Rabu, 02 September 2026

Suara Anak Negeri News - Mengulas Tuntas Kompleksitas Persoalan Politik, Ekonomi, Pendidikan, Religi, Dll

UI: UNCERTAIN INDONESIA

“Paradoks Jalan Kemakmuran”

Oleh Agung Marsudi

_

Baca juga: Reformasi: 28 Tahun Buka Praktik Demokrasi Zombie

Di balik gemuruh narasi resmi tentang “capaian” menuju Indonesia Emas 2045, tersimpan realitas yang pahit, getir, dan semakin sulit ditutupi. Dua tahun pemerintahan Prabowo cukuplah menjadi cermin, bahwa rakyat dipaksa membaca garis tangan sendiri, menebak-nebak jalan kemakmuran yang ditawarkan—antara ambisi yang nyaring dan kegelisahan yang mengendap. Program diluncurkan, anggaran digelontorkan, infrastruktur dibangun. Namun rasa ketidakpastian justru makin menghantui, seolah-olah negara sibuk memoles panggung sementara panggung itu sendiri telah retak.

Catatan ini ditulis dari balik jendela kereta api, sepuluh jam perjalanan Solo–Jakarta, di tengah suasana perayaan kemerdekaan yang masih menggema. Di puncak kekuasaan, situasi politik nasional digambarkan “terkendali”. Di halaman rumah rakyat, yang disodorkan justru paradoks kemakmuran yang telanjang bulat terpampang.

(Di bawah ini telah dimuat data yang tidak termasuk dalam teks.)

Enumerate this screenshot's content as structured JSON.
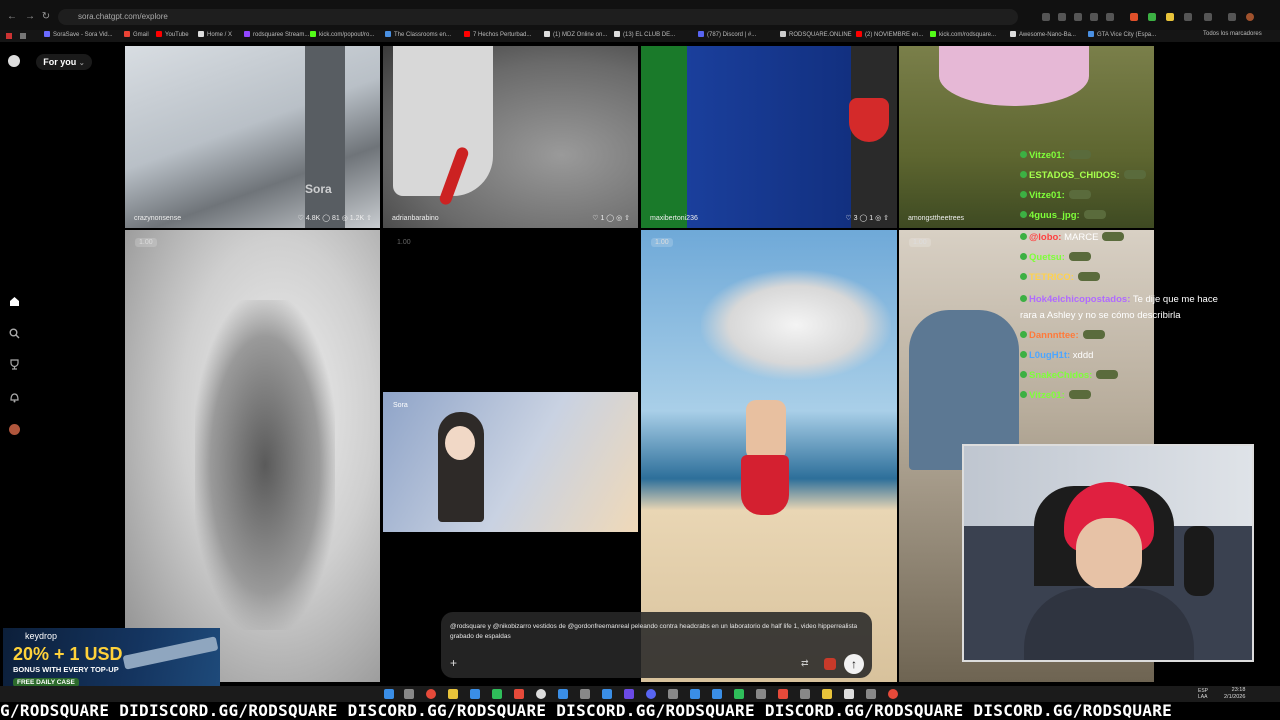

Program andalan seperti MBG (Makan Bergizi Gratis) dan KOPDES (Koperasi Desa) diklaim menjangkau jutaan orang. Angka resmi dipamerkan dengan bangga. Namun rakyat disuguhi menu lain: kebocoran yang sistematis. Di sejumlah daerah, hanya sekitar 65 persen dana yang benar-benar sampai ke penerima yang dituju. Sisanya menguap di celah birokrasi yang kaku, kapasitas daerah yang timpang, transparansi yang minim, dan kesenjangan antara penyelenggara pusat dengan pelaksana lapangan. Dua program populis yang digadang-gadang sebagai wajah kepedulian negara justru tersandung persoalan klasik yang sudah terlalu sering diulang: kebocoran, inefisiensi, dan ketidakjujuran dalam pengelolaan.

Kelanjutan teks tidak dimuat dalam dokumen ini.